A rua dos Estudantes é uma dessas. Hoje quase desconhecida, ela sai da Praça da Liberdade e vai até o Glicério. Antigamente, descendo a colina, logo se encontrava o Largo da Glória. No século 18, lá ficava a Chácara dos Ingleses, que pertenceu ao comerciante inglês John Rademaker – daí o nome.
Dominava a propriedade um sobradão colonial onde, época da Independência, morava uma beldade paulistana chamada Domitila.

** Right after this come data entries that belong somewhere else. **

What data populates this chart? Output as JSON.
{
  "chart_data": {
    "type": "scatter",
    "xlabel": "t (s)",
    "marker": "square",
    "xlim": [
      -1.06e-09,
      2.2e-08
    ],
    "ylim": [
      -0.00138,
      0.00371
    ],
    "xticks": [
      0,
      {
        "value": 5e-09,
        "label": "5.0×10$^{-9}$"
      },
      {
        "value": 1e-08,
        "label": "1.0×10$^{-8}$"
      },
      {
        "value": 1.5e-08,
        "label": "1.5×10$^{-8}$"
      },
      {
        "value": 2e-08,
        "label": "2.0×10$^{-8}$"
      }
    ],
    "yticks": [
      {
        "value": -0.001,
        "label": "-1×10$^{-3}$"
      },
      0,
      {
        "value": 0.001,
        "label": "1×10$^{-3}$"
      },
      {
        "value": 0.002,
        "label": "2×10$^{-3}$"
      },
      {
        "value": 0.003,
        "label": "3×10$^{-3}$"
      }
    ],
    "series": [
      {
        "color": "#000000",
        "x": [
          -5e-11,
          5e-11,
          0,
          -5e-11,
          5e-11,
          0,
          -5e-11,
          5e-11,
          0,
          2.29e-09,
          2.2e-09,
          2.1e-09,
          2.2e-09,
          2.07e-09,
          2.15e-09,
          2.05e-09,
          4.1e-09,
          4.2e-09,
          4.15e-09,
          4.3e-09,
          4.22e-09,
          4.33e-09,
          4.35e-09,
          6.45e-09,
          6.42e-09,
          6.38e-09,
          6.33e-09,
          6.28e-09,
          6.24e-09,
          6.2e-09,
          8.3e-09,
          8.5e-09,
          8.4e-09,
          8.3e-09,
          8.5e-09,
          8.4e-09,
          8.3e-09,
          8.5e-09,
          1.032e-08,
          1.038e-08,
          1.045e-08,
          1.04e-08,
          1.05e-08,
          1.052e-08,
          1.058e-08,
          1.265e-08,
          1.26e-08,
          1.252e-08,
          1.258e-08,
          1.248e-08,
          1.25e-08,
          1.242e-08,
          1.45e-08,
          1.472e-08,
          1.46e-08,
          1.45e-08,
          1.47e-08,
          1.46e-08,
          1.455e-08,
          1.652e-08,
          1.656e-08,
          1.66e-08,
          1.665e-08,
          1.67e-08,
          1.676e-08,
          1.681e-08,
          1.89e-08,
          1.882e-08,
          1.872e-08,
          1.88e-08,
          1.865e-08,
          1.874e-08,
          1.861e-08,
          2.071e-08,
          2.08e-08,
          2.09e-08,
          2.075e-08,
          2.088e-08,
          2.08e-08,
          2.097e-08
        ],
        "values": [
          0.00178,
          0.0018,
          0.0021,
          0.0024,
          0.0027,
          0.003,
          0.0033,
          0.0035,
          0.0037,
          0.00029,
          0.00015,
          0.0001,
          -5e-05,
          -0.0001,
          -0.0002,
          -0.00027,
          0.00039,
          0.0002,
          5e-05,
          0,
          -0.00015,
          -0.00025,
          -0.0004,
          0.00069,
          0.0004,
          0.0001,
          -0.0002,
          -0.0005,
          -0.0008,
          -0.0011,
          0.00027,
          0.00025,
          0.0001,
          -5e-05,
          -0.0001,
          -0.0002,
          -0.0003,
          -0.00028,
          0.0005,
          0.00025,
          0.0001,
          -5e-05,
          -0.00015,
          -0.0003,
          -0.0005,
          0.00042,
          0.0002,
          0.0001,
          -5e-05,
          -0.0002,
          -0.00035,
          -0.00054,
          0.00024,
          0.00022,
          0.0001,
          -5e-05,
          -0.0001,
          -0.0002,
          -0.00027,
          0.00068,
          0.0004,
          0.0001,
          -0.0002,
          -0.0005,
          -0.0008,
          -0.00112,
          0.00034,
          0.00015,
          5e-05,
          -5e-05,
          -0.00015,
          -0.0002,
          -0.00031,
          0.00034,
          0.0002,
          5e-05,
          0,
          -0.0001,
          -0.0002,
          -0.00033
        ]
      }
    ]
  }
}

Dizem as lendas da cidade que foi naquele casarão que o jovem e impetuoso Príncipe D. Pedro a conheceu. Ele logo se apaixonou e mais tarde a transformou em Marquesa de Santos.
Quando a Faculdade de Direito de São Paulo foi criada em 1827, dezenas de estudantes, vindos de todo o império ocuparam a pequena vila e acabaram impondo a ela a marca da sua presença.
Depois que Domitila se tornou Marquesa e se mudou para um palacete na Rua do Carmo, o velho casarão serviu à Santa Casa e mais tarde transformou-se em república de estudantes.
Foi nela que moraram Álvares de Azevedo, o maior poeta acadêmico, e o romancista Bernardo Guimarães. Foi naquele velho casarão, meio fantasmagórico, que Alvares de Azevedo escreveu a maior parte da sua obra.
A chácara e o cemitério desapareceram ainda no século 19, invadidos pela cidade que crescia, mas durante muitas décadas, essa área foi dominada pelos estudantes da Academia de São Paulo, que se fixaram por ali, ocupando as poucas casas disponíveis na cidade.
É em memória desse tempo remoto que aquela rua ainda se chama Rua dos Estudantes, guardando a lembrança das repúblicas que durante muitos anos os abrigaram, no que era então, um arrabalde da cidade.